2018 may have been remembered as the best year for the U.S. economy had the stock market not crashed in the last three months of the year. As you may still vividly remember, in October, both the Dow Jones and S&P 500 dropped 10 percent in just two weeks, wiping out all gains from the previous six months.
According to the Federal Reserve’s most recent survey, about 49 percent of U.S. households have direct or indirect (through mutual funds, for example) ownerships in the stock market. And yet, this year-end stock market rout didn’t seem to have any impact on spending when everyone’s favorite year-end splurging came around.
Just a few days ago, both Black Friday and Cyber Monday shopping events set new records for one-day sales.

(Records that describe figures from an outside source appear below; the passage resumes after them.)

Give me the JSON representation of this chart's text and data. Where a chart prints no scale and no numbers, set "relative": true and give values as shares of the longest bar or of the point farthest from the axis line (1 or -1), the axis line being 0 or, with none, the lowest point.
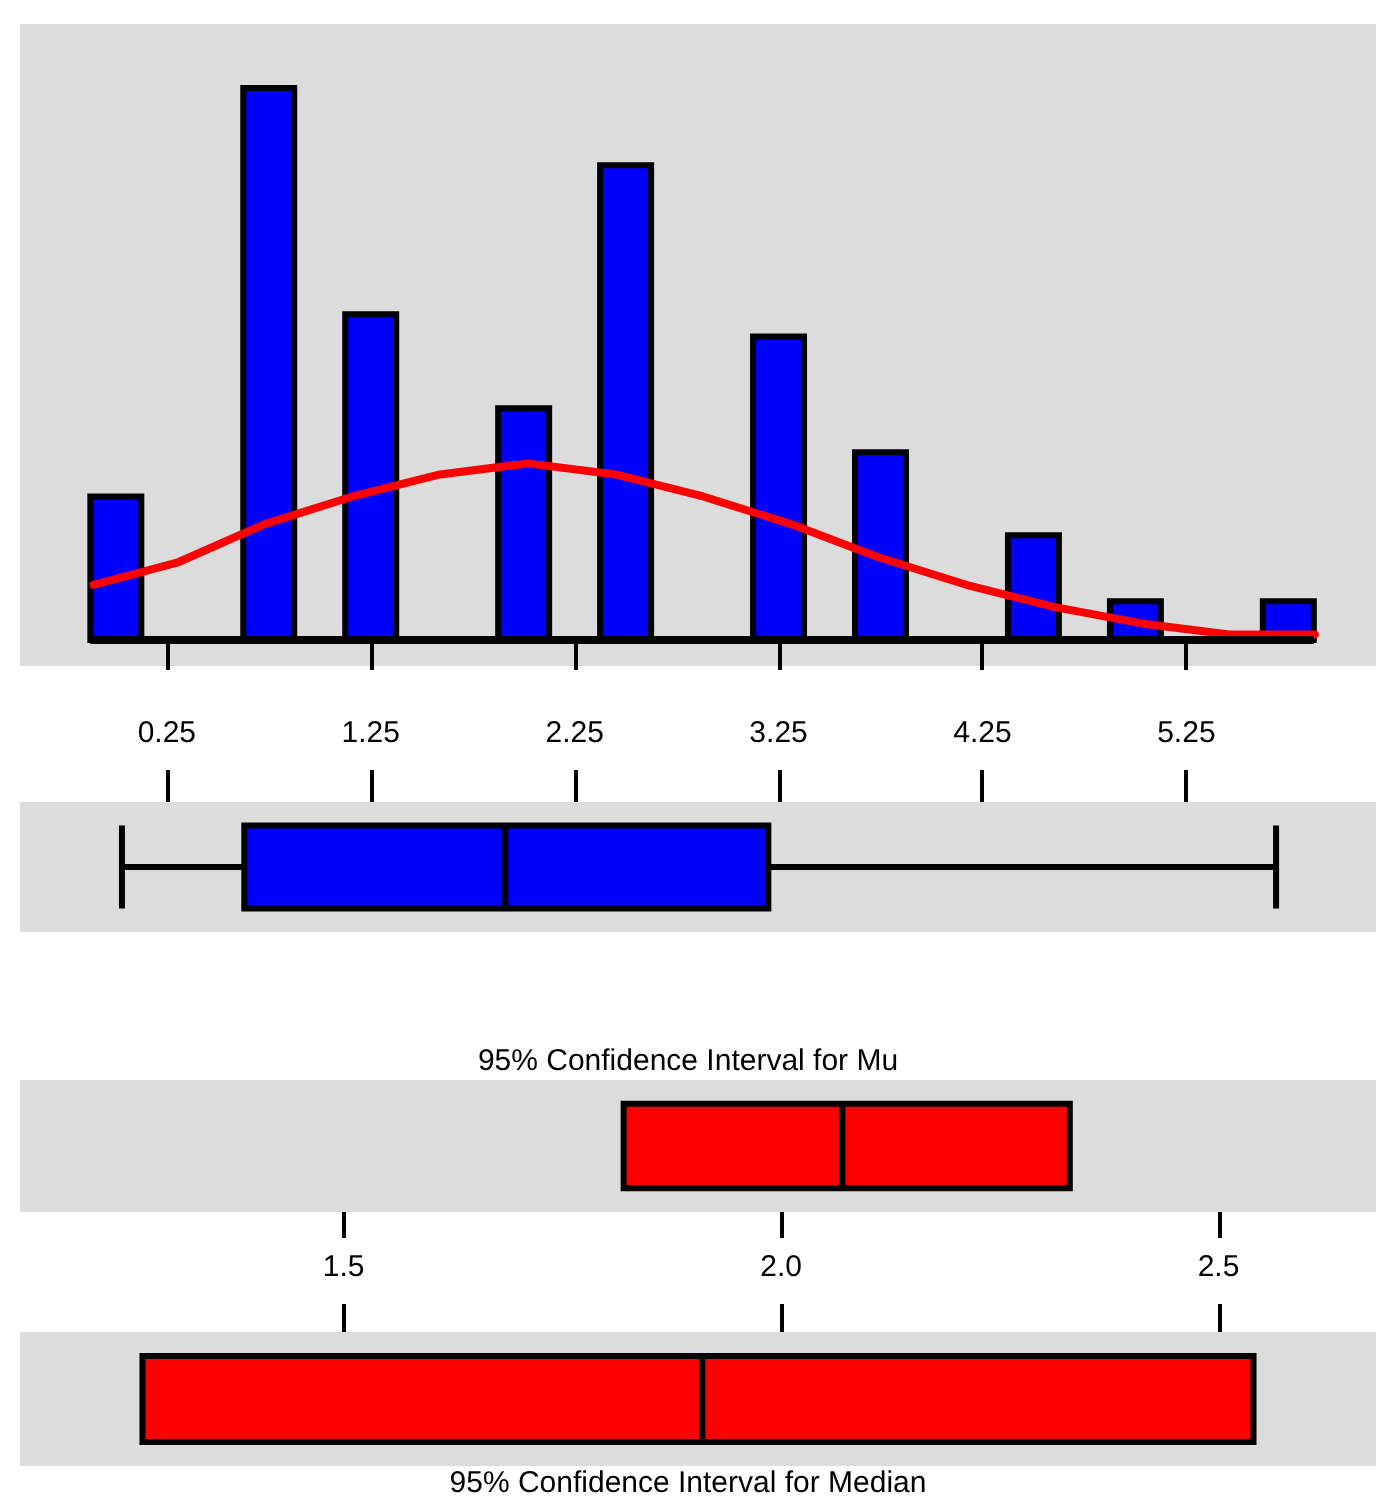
{
  "chart_data": [
    {
      "type": "histogram",
      "relative": true,
      "xlim": [
        -0.47,
        6.18
      ],
      "xticks": [
        0.25,
        1.25,
        2.25,
        3.25,
        4.25,
        5.25
      ],
      "tick_labels": "x",
      "color": "#0000ff",
      "bins": [
        -0.125,
        0.125,
        0.375,
        0.625,
        0.875,
        1.125,
        1.375,
        1.625,
        1.875,
        2.125,
        2.375,
        2.625,
        2.875,
        3.125,
        3.375,
        3.625,
        3.875,
        4.125,
        4.375,
        4.625,
        4.875,
        5.125,
        5.375,
        5.625,
        5.875
      ],
      "values": [
        0.26,
        0,
        0,
        1,
        0,
        0.59,
        0,
        0,
        0.42,
        0,
        0.86,
        0,
        0,
        0.55,
        0,
        0.34,
        0,
        0,
        0.19,
        0,
        0.07,
        0,
        0,
        0.07
      ],
      "series": [
        {
          "type": "line",
          "color": "#ff0000",
          "x": [
            -0.11,
            0.3,
            0.73,
            1.16,
            1.59,
            2.02,
            2.45,
            2.88,
            3.31,
            3.74,
            4.17,
            4.6,
            5.03,
            5.46,
            5.88
          ],
          "values": [
            0.1,
            0.14,
            0.21,
            0.26,
            0.3,
            0.32,
            0.3,
            0.26,
            0.21,
            0.15,
            0.1,
            0.06,
            0.03,
            0.01,
            0.01
          ]
        }
      ]
    },
    {
      "type": "box",
      "orientation": "horizontal",
      "categories": [
        null
      ],
      "color": "#0000ff",
      "boxes": [
        {
          "low": 0.03,
          "q1": 0.63,
          "median": 1.91,
          "q3": 3.2,
          "high": 5.69
        }
      ],
      "xlim": [
        -0.47,
        6.18
      ],
      "xticks": [
        0.25,
        1.25,
        2.25,
        3.25,
        4.25,
        5.25
      ],
      "tick_labels": false
    },
    {
      "type": "box",
      "orientation": "horizontal",
      "title": "95% Confidence Interval for Mu",
      "categories": [
        null
      ],
      "color": "#ff0000",
      "boxes": [
        {
          "low": 1.82,
          "q1": 1.82,
          "median": 2.07,
          "q3": 2.33,
          "high": 2.33
        }
      ],
      "xlim": [
        1.13,
        2.68
      ],
      "xticks": [
        {
          "value": 1.5,
          "label": "1.5"
        },
        {
          "value": 2,
          "label": "2.0"
        },
        {
          "value": 2.5,
          "label": "2.5"
        }
      ],
      "tick_labels": "x"
    },
    {
      "type": "box",
      "orientation": "horizontal",
      "xlabel": "95% Confidence Interval for Median",
      "categories": [
        null
      ],
      "color": "#ff0000",
      "boxes": [
        {
          "low": 1.27,
          "q1": 1.27,
          "median": 1.91,
          "q3": 2.54,
          "high": 2.54
        }
      ],
      "xlim": [
        1.13,
        2.68
      ],
      "xticks": [
        1.5,
        2,
        2.5
      ],
      "tick_labels": false
    }
  ]
}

Cyber Monday pulled $7.9 billion in online sales, up 19.3 percent from last year, and the pre-Black Friday deals offered to customers three days in advance netted $6.22 billion in online sales, according to preliminary data from Adobe Analytics.
Have those stock-owning shoppers just forgotten to check their portfolio balances before diving into the Thanksgiving shopping spree? Or, were they simply not worried about their financial situation? The answer, a retail expert says, is that stock market fluctuations are not as closely tied to spending behavior as we might have imagined.
“Historically, the stock market is much more of an impact factor only on the very high-end luxury sector. But that’s a long-term effect, not on the day-to-day basis,” Steve Sadove, former CEO of Saks Fifth Avenue from 2006 to 2013 who is now a senior advisor at Mastercard, told Observer.
Sadove added that the luxury sector accounts for a very small portion of overall retail sales, so the aftershock of recent stock market woes barely translate into this year’s holiday spending figures.
“And after all, Dow Jones is still above 24,000 points,” he noted, which is a handsomely high point from a longer-term perspective. (Dow Jones has gained 25 percent in the past year and 44 percent in the past 24 months.) “So, the stock market has actually performed very well. Consumer confidence is very high, and unemployment is low. I would be surprised if you saw the stock market’s weak October having a dramatic impact on retail.”
Based on Thanksgiving’s strong numbers, Mastercard SpendingPulse, Mastercard’s research division analyzing retail spending trends, predicts that the total online spending in this year’s holiday season (November 1 to December 24) will jump at least 20 percent from last year.